Another aphorism is that no student believes that he or she will graduate from college with a ticket to a good paying job.   For this one, I am going to refuse to argue that we should think about changing the economic structure of our country rather than to endeavor to withhold advanced education from certain unworthy students.  Suffice it to say that the U.S. economy was strongest when the labor force was a college-educated one.  I am going to take a different direction, primarily because as much as education makes better workers, education means so much more.  Education, particularly a classical education in the liberal arts, has a humanizing effect on human beings.  Feeling that privilege of being human actually means more to feeling a purpose and joy in living than almost anything else expect for faith, religion, or spirituality.  If a teenager from a less than adequate public school system will not gain a high paying job after earning a B.A. or B.S., that does not give anyone the right to deny that teenager from the greater and possibly less measurable rewards of learning.  Who do we think we are?

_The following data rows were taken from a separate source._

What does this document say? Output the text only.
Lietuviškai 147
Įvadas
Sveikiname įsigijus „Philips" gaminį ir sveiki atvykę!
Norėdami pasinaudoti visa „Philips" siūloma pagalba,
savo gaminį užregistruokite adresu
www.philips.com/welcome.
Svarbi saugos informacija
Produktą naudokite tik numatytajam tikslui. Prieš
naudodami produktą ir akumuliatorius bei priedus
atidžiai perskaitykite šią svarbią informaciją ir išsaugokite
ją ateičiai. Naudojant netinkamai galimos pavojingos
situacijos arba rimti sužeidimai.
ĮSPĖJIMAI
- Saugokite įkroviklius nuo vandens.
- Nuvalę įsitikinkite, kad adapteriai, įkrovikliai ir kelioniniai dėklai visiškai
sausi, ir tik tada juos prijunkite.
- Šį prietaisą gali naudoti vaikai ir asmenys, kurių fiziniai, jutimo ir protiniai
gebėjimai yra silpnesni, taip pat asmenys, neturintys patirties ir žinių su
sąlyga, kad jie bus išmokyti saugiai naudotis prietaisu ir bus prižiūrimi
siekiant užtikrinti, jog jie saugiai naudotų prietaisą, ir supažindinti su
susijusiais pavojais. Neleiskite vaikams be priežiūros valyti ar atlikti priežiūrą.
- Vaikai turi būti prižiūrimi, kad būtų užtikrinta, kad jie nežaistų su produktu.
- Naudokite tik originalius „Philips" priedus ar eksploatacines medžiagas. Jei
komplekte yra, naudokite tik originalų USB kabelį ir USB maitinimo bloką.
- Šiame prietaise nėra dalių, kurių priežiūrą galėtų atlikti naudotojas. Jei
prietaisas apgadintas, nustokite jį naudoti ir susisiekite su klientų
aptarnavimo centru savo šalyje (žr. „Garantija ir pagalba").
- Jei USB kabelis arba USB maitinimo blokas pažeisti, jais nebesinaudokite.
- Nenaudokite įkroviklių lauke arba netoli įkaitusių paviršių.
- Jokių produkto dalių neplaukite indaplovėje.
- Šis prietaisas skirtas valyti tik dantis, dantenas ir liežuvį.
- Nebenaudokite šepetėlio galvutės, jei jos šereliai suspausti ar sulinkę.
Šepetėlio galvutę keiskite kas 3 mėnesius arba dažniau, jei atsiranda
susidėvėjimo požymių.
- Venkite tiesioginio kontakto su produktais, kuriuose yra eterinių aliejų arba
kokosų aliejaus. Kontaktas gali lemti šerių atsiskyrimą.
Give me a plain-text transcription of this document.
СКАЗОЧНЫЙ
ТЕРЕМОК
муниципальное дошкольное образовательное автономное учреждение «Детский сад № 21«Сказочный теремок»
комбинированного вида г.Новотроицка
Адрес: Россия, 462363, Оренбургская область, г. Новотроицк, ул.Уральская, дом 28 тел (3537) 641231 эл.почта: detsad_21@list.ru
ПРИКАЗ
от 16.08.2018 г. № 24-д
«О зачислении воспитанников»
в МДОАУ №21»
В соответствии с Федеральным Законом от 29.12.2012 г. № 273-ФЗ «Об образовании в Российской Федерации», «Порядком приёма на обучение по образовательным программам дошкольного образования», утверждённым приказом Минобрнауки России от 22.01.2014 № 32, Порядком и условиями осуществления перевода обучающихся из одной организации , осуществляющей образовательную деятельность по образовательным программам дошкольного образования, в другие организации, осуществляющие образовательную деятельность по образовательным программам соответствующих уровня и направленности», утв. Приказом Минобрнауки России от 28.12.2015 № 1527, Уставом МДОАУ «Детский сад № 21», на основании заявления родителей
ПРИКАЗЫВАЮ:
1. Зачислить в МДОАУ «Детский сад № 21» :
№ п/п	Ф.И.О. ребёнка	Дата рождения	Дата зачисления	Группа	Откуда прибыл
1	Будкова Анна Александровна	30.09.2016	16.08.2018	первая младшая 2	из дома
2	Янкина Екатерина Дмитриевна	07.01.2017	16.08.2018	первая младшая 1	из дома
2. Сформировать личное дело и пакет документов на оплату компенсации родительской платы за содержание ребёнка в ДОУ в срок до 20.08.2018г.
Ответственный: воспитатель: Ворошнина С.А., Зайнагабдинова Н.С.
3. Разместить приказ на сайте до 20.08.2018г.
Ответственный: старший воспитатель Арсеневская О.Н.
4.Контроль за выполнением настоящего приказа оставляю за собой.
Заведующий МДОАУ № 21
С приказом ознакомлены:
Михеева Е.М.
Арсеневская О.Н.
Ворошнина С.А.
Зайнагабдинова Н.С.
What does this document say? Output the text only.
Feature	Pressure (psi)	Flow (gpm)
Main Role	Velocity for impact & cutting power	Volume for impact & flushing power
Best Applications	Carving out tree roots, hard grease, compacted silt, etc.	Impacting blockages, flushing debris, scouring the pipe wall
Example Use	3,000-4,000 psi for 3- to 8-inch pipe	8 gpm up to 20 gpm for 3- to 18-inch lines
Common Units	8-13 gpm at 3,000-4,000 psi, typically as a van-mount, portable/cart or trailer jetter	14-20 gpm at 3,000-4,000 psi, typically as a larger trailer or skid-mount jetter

Maybe someone in that zenith called the really rich fears educational fairness more than economic equality.  After all, who knows what will happen when an economically distressed population has the confidence to think and to learn and to speak out.  What if, God forbid, a college graduate working at a McDonald's considers it nonsense that a CEO is getting 10 million dollars a year more than her because the CEO is just that much smarter.  No one who benefits from an inequitable system wants people to start thinking.

So I will continue to maintain that all students should have higher education as a dream, and that every educator should have as his or her goal to help a student fulfill that dream.  And what may be a very bad business practice, may, as a finale, recreate this country into something more like the democracy it can be.